Written in Bones
PublisherMichael Joseph
Date Published23 February 2017
 
 
ISBN-100718183673
ISBN-13978-0718183677
Formathardcover
Pages416
Price£ 12.99

Written in Bones

by James Oswald

DI Tony McLean is given the unenviable job of discovering why a former bent copper has ended up impaled on top of a tree in an Edinburgh park.


Review

Detective Inspector Tony McLean is called to the scene of a horrific death in one of Edinburgh’s parks. A naked man has apparently fallen from thin air to end up horrifically impaled in the branches of a tree. The only witness is a young boy out for an early morning walk with his dog, but as the boy thinks the dead man was dropped by a dragon, he’s not a lot of help to the investigation.

When the dead man turns out to be a disgraced drug-pushing ex-copper who has latterly re-invented himself as the boss of a charity helping drug addicts, there’s potential all round for embarrassment as the press turns its collective eyes on the investigation into the death of Bill Chalmers. Most of his bosses seem to have served with Chalmers, so the poisoned chalice gets handed to McLean. The obnoxious Detective Superintendent Brooks is determined to keep McLean on a short-leash; DCI Mike Spence is as argumentative as ever, and certainly no fan of McLean’s and as if that wasn’t enough, the oily Deputy Chief Constable Steve ‘call-me-Stevie’ Robinson is also sniffing around.

McLean is never one to stay on the straight and narrow in any investigation and he’s soon off on a tangent, this time following a hunch concerning the father of the young boy who found the body. Tommy Johnson was one of Edinburgh’s more notorious club owners, whose activities had been brought to an abrupt end by an unsolved shooting. McLean’s bosses soon do their best to shut down what they see as a flight of fancy but, as ever, their DI is determined to plough his own furrow.

Tony McLean is one of my favourite police characters, even though the dreaded m- word definitely applies to him, and usually I have a low tolerance for so-called maverick coppers.
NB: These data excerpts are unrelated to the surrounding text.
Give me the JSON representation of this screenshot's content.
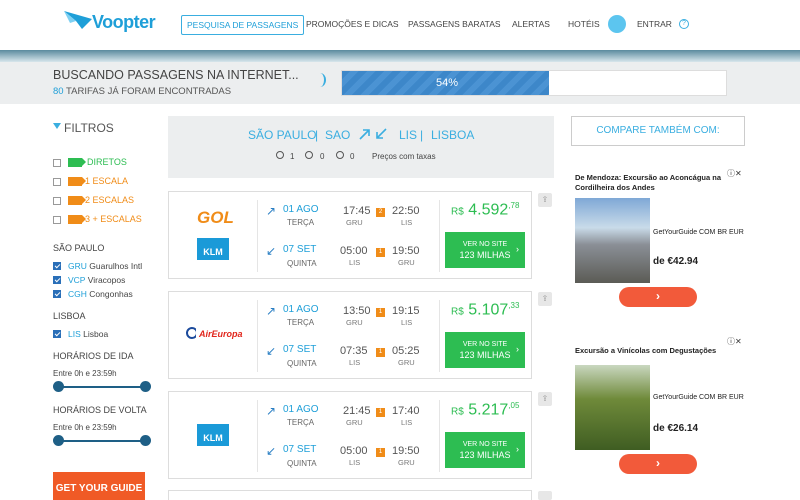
{
  "header": {
    "logo_text": "Voopter",
    "nav": [
      "PESQUISA DE PASSAGENS",
      "PROMOÇÕES E DICAS",
      "PASSAGENS BARATAS",
      "ALERTAS",
      "HOTÉIS"
    ],
    "login": "ENTRAR",
    "help": "?"
  },
  "progress": {
    "title": "BUSCANDO PASSAGENS NA INTERNET...",
    "count": "80",
    "count_suffix": "TARIFAS JÁ FORAM ENCONTRADAS",
    "percent_label": "54%",
    "percent": 54
  },
  "filters": {
    "title": "FILTROS",
    "stops": [
      {
        "label": "DIRETOS",
        "color": "#2dbd52",
        "checked": false
      },
      {
        "label": "1 ESCALA",
        "color": "#f08c18",
        "checked": false
      },
      {
        "label": "2 ESCALAS",
        "color": "#f08c18",
        "checked": false
      },
      {
        "label": "3 + ESCALAS",
        "color": "#f08c18",
        "checked": false
      }
    ],
    "origin_title": "SÃO PAULO",
    "origin_airports": [
      {
        "code": "GRU",
        "name": "Guarulhos Intl"
      },
      {
        "code": "VCP",
        "name": "Viracopos"
      },
      {
        "code": "CGH",
        "name": "Congonhas"
      }
    ],
    "dest_title": "LISBOA",
    "dest_airports": [
      {
        "code": "LIS",
        "name": "Lisboa"
      }
    ],
    "ida_title": "HORÁRIOS DE IDA",
    "ida_range": "Entre 0h e 23:59h",
    "volta_title": "HORÁRIOS DE VOLTA",
    "volta_range": "Entre 0h e 23:59h",
    "ad_label": "GET YOUR GUIDE"
  },
  "search": {
    "origin_city": "SÃO PAULO",
    "origin_code": "SAO",
    "dest_code": "LIS",
    "dest_city": "LISBOA",
    "sep": "|",
    "adults": "1",
    "children": "0",
    "infants": "0",
    "price_note": "Preços com taxas"
  },
  "results": [
    {
      "airlines": [
        "GOL",
        "KLM"
      ],
      "out": {
        "date": "01 AGO",
        "dow": "TERÇA",
        "dep": "17:45",
        "dep_ap": "GRU",
        "arr": "22:50",
        "arr_ap": "LIS",
        "stops": "2"
      },
      "ret": {
        "date": "07 SET",
        "dow": "QUINTA",
        "dep": "05:00",
        "dep_ap": "LIS",
        "arr": "19:50",
        "arr_ap": "GRU",
        "stops": "1"
      },
      "currency": "R$",
      "price": "4.592",
      "cents": ",78",
      "btn_line1": "VER NO SITE",
      "btn_line2": "123 MILHAS"
    },
    {
      "airlines": [
        "AirEuropa"
      ],
      "out": {
        "date": "01 AGO",
        "dow": "TERÇA",
        "dep": "13:50",
        "dep_ap": "GRU",
        "arr": "19:15",
        "arr_ap": "LIS",
        "stops": "1"
      },
      "ret": {
        "date": "07 SET",
        "dow": "QUINTA",
        "dep": "07:35",
        "dep_ap": "LIS",
        "arr": "05:25",
        "arr_ap": "GRU",
        "stops": "1"
      },
      "currency": "R$",
      "price": "5.107",
      "cents": ",33",
      "btn_line1": "VER NO SITE",
      "btn_line2": "123 MILHAS"
    },
    {
      "airlines": [
        "KLM"
      ],
      "out": {
        "date": "01 AGO",
        "dow": "TERÇA",
        "dep": "21:45",
        "dep_ap": "GRU",
        "arr": "17:40",
        "arr_ap": "LIS",
        "stops": "1"
      },
      "ret": {
        "date": "07 SET",
        "dow": "QUINTA",
        "dep": "05:00",
        "dep_ap": "LIS",
        "arr": "19:50",
        "arr_ap": "GRU",
        "stops": "1"
      },
      "currency": "R$",
      "price": "5.217",
      "cents": ",05",
      "btn_line1": "VER NO SITE",
      "btn_line2": "123 MILHAS"
    }
  ],
  "compare": "COMPARE TAMBÉM COM:",
  "ads": [
    {
      "title": "De Mendoza: Excursão ao Aconcágua na Cordilheira dos Andes",
      "vendor": "GetYourGuide COM BR EUR",
      "price": "de €42.94"
    },
    {
      "title": "Excursão a Vinícolas com Degustações",
      "vendor": "GetYourGuide COM BR EUR",
      "price": "de €26.14"
    }
  ]
}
McLean does the job because he loves it, not because he needs the money, which makes him a hard man to control. He shares the huge house he inherited from his grandmother with girlfriend Emma, newly returned to her job as a crime scene technician, and the moggy who deigns to share a house with them, the wonderfully named Mrs McCutcheon’s Cat. And yes, there is a story behind the name, so do go back to read the rest of the series. It’s definitely worth it.

Written in Bones combines James Oswald’s flair for plotting an entertaining police procedural, with his talent for peopling his stories of the darker side of Edinburgh with well-drawn characters such as McLean’s one-time nemesis and now reluctant ally, his former boss, ex-Detective Superintendent Charles Duguid. The uneasy truce between these two is always one of the things I look for in the series.

As ever, there’s always a faint hint of an even darker shade of Edinburgh noir, as tendrils of something not quite normal weave themselves in and out of the story, especially where the incredibly rich Jane Louise Dee is concerned. Oswald has a light touch when it comes to shadows of the supernatural, and long may it continue.